El verdadero desafío, entonces, no será elegir a quienes respondan mejor a las tareas del presente, sino a aquellos que puedan devolver a la política su esencia perdida de proyecto, de propósito, de horizonte.
Las recientes elecciones revelan algo más que simples tendencias; exponen una comprensión de los liderazgos y su capacidad para responder al pulso ciudadano. A nivel local, la ciudadanía ha optado por figuras ejecutivas: alcaldes que encarnan una política práctica y resolutiva, centrada en las necesidades cotidianas.
Comunas como Maipú y Renca han registrado votaciones históricas, con alcaldes reelectos con más del 70%, lo cual confirma la relevancia de liderazgos que actúan sobre lo urgente y responden con prontitud a las demandas del día a día.
Algunos, con entusiasmo, ven en estos alcaldes de alto rendimiento, con sus altas votaciones, y el aplauso ciudadano destaca a potenciales cartas presidenciales, mencionando casos como el del alcalde de Maipú.
Sin embargo, a la luz de estos mismos resultados, es crucial analizar esta situación con mayor detenimiento, ya que pasar de un liderazgo local a uno regional, y más aún a uno nacional, parece demandar, por parte de la ciudadanía, capacidades y proyecciones distintas.
El caso de Evelyn Matthei, alcaldesa de Providencia y figura presidencial, no contradice lo anterior, sino que lo confirma.
Su papel como alcaldesa es meramente un episodio en una trayectoria política mucho más amplia. Su liderazgo no se construye sobre la eficiencia comunal, sino sobre una imagen que trasciende lo local y que se apropia del ámbito nacional. Matthei es, en última instancia, una portavoz de ideas más que una administradora de lo concreto.
Su relevancia política no radica en lo que hace en Providencia, sino en cómo se proyecta hacia afuera, como portavoz de un carácter que responde a ansiedades colectivas. Su liderazgo, más que ejecutivo, es performativo.
Esta diferencia de perfil resalta aún más, en las recientes elecciones, en la comparación entre alcaldes y gobernadores. Mientras los primeros gozan de popularidad a nivel comunal, los gobernadores, al gestionar territorios más amplios y enfrentar problemas más complejos, se aproximan más a las responsabilidades de un liderazgo nacional.
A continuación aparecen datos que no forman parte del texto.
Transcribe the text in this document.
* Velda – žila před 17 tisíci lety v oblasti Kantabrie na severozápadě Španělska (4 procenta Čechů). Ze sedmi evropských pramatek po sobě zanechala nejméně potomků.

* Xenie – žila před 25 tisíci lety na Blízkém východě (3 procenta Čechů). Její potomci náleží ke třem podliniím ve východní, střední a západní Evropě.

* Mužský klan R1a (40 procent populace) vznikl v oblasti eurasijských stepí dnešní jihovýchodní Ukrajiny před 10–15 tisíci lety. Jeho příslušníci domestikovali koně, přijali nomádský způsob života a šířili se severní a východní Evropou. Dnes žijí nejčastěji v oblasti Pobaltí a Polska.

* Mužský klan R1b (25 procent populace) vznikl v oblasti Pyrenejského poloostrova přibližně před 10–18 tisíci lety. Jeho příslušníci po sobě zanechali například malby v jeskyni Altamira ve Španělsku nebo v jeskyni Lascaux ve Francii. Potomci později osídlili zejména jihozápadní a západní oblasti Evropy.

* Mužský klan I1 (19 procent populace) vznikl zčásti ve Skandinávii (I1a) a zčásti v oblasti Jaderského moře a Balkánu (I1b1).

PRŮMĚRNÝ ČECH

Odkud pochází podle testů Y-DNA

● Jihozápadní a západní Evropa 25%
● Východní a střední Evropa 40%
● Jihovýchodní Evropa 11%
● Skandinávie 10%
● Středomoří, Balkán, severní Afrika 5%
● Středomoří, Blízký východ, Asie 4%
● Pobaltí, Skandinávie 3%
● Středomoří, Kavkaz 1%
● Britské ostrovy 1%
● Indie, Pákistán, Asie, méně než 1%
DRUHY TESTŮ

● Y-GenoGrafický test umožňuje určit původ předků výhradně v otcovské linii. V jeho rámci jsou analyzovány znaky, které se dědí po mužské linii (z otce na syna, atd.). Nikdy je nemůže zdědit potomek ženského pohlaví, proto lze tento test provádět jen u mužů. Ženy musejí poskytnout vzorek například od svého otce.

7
Un ejemplo es el gobernador de la Región Metropolitana, Claudio Orrego, pero que solo alcanza el 45% de los votos en comunas como Maipú y Renca, donde los alcaldes, con ese mismo perfil, superaron el 70%. La “política y liderazgo ejecutivo” parece no bastar cuando el contexto se expande. ¿Por qué, entonces, un estilo de liderazgo enfocado en estos atributos, con camisa arremangada y valorados localmente, no logra un respaldo similar cuando el alcance es mayor?
La respuesta podría residir en la propia naturaleza de la expectativa ciudadana. En lo local, el ciudadano exige una satisfacción inmediata de sus necesidades, una respuesta ágil al ahora. Pero cuando el horizonte se amplía, a lo regional y con mayor razón a lo nacional, surge una demanda de sentido, de coherencia, de una narrativa que articule el “qué” con el “por qué”.
En este nivel, entonces, los valores ideológicos comienzan a emerger, pues en ellos residen el propósito, la dirección y el sentido del liderazgo. No es casual entonces que en los liderazgos regionales los valores ideológicos cobren una relevancia que en el ámbito comunal es de menor intensidad. Las segundas vueltas de gobernadores y más aún las elecciones presidenciales, serán una prueba de esta necesidad de algo más que gestión y hacer.
El verdadero desafío, entonces, no será elegir a quienes respondan mejor a las tareas del presente, sino a aquellos que puedan devolver a la política su esencia perdida de proyecto, de propósito, de horizonte. Nos encontramos en una era de predominancia de la acción, una acción que se desgasta en el instante sin aspirar al futuro. Pero los ciudadanos, aunque cautivos del ritmo de la eficacia, esperan aún, de forma silenciosa, un liderazgo que proyecte un sentido compartido, que construya algo que trascienda la satisfacción momentánea.